Reader beware: I am neither a credentialed psychologist, elected politician nor social scientist, so what you are about to read comes with questionable plausibility. You don’t have to agree that I’m right! My wife, a writing teacher, will exclaim “This is no way to establish credibility with your audience!” — which is why she won’t see it until after I’ve published it. It’s just that I’m so dang curious, frustrated and downright incredulous over the existing polarity in society on so many issues, and I’m wondering not only where we went wrong, but how much wronger we can get. Microsoft Word is telling me that “wronger” is, in fact, not a word, but it think it’s right in this context. It’s a fact that, like others we might choose to employ in an argument, I’ll conveniently choose to ignore.

By now, most — if not all — of you have enjoyed a lively conversation with someone who shares an opinion dissimilar to your own. Pick a topic: politics, race, immigration, climate change or the best breakfast joint in town; if you don’t agree, then you not only disagree, but vehemently so. Statistics, empirical data, science or the quality of locally produced eggs be damned, we’re going to stick with our belief and defend it to the death. Hopefully not literally.

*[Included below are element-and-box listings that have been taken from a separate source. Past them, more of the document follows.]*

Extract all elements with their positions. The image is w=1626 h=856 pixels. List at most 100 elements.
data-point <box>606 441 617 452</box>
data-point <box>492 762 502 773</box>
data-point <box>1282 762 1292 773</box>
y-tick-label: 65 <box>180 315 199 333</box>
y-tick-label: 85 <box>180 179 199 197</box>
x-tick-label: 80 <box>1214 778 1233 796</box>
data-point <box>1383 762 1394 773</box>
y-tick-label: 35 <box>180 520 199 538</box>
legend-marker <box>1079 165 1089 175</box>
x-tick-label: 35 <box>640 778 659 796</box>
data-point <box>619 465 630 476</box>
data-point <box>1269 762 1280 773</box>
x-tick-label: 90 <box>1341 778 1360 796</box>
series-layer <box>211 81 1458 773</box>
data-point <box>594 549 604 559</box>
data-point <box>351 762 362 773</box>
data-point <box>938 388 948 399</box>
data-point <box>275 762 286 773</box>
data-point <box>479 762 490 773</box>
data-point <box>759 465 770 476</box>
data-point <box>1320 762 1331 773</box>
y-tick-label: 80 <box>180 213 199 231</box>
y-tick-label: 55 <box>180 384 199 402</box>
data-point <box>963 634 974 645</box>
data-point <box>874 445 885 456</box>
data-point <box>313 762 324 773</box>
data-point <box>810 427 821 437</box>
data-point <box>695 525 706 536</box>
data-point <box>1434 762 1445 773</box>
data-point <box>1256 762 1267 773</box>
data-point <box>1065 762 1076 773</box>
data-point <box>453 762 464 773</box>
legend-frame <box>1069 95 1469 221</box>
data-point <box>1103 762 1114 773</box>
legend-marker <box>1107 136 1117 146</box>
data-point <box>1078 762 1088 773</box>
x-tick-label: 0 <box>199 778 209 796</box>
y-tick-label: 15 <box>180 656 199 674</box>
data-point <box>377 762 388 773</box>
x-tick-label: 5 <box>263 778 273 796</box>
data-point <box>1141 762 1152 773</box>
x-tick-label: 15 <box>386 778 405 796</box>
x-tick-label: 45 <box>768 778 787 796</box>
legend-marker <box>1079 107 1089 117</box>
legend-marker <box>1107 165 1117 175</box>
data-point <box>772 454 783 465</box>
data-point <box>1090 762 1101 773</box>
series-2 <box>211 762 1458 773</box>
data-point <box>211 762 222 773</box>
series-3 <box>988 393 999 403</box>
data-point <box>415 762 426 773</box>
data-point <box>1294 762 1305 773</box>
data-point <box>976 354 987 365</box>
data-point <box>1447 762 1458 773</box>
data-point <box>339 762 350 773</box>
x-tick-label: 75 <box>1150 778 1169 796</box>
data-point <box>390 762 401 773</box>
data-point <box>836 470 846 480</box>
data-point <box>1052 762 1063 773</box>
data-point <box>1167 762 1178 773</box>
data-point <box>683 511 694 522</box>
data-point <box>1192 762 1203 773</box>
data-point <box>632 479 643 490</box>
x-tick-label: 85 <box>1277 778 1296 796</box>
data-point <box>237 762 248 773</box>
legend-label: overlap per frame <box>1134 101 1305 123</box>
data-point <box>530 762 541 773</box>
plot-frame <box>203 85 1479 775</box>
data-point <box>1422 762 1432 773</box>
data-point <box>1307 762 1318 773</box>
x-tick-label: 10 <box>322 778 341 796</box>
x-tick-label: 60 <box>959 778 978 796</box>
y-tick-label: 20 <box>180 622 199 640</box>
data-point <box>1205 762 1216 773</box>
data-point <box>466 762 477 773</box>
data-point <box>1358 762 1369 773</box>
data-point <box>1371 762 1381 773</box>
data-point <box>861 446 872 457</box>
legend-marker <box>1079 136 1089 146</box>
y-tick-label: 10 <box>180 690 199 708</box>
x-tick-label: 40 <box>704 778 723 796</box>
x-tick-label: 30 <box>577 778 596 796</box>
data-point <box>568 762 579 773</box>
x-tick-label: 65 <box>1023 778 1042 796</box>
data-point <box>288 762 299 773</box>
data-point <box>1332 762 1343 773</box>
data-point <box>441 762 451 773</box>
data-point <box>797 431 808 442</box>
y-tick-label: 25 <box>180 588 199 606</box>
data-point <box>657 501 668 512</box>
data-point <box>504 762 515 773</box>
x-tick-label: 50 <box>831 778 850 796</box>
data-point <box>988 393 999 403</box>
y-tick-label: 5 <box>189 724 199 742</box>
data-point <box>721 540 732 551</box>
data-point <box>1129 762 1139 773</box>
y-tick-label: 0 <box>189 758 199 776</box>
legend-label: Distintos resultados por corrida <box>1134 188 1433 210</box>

It turns out that people are quite uncomfortable not knowing something, and will take their cues from someone else, ignore any opposing viewpoint, or simply make stuff up (ah, the nefarious conspiracy theory) in order to avoid the discomfort of either not knowing the truth, or understanding that there are legitimately many viable answers.

You see, people resist facts that could make them feel bad about themselves. Troy Campbell, a business and psychology professor at the University of Oregon (those are real credentials!) says that people, no matter their political inclinations, are motivated to resist facts that threaten their beliefs and, even, their identities. To me, this is a manifestation of one of our deepest fears, the fear of being wrong (or the need to be right). Campbell goes on to assert that the denial of climate change or the refusal to admit to the natural inclinations we all have toward intrinsic biases (e.g., racial) implies more than that they might simply be wrong, but that they are terrible people. It doesn’t take a stretch of intellect to understand that people don’t want to see themselves as bad. So, we resort to a distortion of the facts, up to the point of sheer denial, to make us feel better about ourselves.

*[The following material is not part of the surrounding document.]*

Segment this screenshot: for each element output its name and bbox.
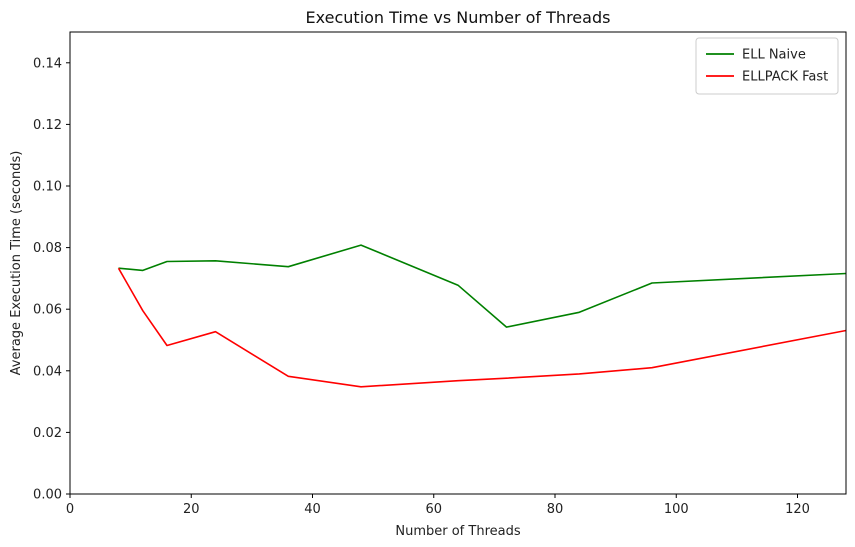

It’s not only about the fear of being wrong that’s playing out. It’s the implications from being wrong that could drive rigidity in one’s opinions — what Campbell calls “solutions aversion.” For instance, let’s say that someone strongly opposes the idea of climate change and the subsequent need to slow the burning of fossil fuels. There’s plenty of data that show the earth’s atmosphere and oceans are warming up, but this person happens to be heavily vested in oil stocks. Agreeing that climate change is factual is tantamount to betting on their investment portfolio to tank.

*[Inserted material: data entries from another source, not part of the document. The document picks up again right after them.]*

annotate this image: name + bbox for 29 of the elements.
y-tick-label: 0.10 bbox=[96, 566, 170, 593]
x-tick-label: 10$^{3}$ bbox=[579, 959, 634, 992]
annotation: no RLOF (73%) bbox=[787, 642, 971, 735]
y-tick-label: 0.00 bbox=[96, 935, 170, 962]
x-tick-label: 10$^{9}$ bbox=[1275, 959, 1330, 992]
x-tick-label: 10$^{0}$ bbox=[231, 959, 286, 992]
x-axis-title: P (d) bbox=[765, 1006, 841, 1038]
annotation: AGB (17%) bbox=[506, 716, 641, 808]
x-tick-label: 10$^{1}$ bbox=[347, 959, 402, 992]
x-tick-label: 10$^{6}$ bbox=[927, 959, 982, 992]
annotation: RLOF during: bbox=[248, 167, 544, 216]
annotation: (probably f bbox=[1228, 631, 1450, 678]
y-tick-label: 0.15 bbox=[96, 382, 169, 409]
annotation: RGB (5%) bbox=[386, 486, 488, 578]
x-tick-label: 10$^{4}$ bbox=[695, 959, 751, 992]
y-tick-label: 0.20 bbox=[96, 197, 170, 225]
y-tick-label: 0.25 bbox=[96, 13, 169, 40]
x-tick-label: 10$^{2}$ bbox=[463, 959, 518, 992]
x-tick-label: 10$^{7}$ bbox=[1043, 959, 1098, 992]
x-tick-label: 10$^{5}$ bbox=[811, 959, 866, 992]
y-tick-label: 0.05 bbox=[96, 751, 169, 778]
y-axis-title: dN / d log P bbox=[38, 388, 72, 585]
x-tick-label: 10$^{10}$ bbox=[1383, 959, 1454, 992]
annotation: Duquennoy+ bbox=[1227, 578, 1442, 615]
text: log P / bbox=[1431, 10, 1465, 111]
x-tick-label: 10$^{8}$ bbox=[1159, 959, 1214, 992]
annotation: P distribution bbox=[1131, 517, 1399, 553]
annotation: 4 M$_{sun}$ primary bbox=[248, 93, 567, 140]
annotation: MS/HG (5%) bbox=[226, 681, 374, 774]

So, what would it be like to remain ambivalent about issues and not be compelled to pick sides? Unfortunately, it is neither simple nor comfortable but, thankfully, achievable. Frenk van Harreveld of the University of Amsterdam’s Uncertainty Lab (how cool is that name?!) ran an experiment where two groups of students were presented with information about the passing of a controversial employment law in the Netherlands. One group read a briefing that made a strong argument against the law, and the other received a briefing that made a balanced case for and against the law. In other words, the second group was induced to experience a state of ambivalence.

When told they’d need to choose a position on the issue, the ambivalent group became very uncomfortable, as measured by electrodes that measured moisture on their heads. When they had to commit to their choice, they were even more deeply uncomfortable. They literally sweated over their decision. The other group apparently was cool with simply sticking to the arguments against the law. According to van Harreveld, “If you believe two things at once and you’re forced to give one up, then you will experience a sense of loss.”

All this exposes a frailty of the human condition that manifests as a divisive force within the community. We choose our sides very quickly, often without a critical exploration of alternatives and facts, then forever muster herculean defenses of our choices. We employ facts when they help, disregard them when they’re inconvenient and find comfort in sticking with the same belief we’ve always held. But the honest truth is that we either don’t know the facts, or fail to consider that there are multiple, functional truths. The sooner we admit that we don’t know jack (really, you definitively know how to manage the economy? Nobody does!), the sooner we can listen with curiosity, compassion and empathy. And the sooner we can be heard with curiosity, compassion and empathy.

Sure, being ambivalent is painful, but being stuck on one side of an issue is likely worse in the long run. As the founder of the Institute to Stop Taking Yourself So Seriously, I’m suggesting that we spend as much time and energy as possible getting over ourselves and accepting the discomfort of not knowing the sole truth. When faced with the breakfast buffet of alternatives, let’s choose the waffle.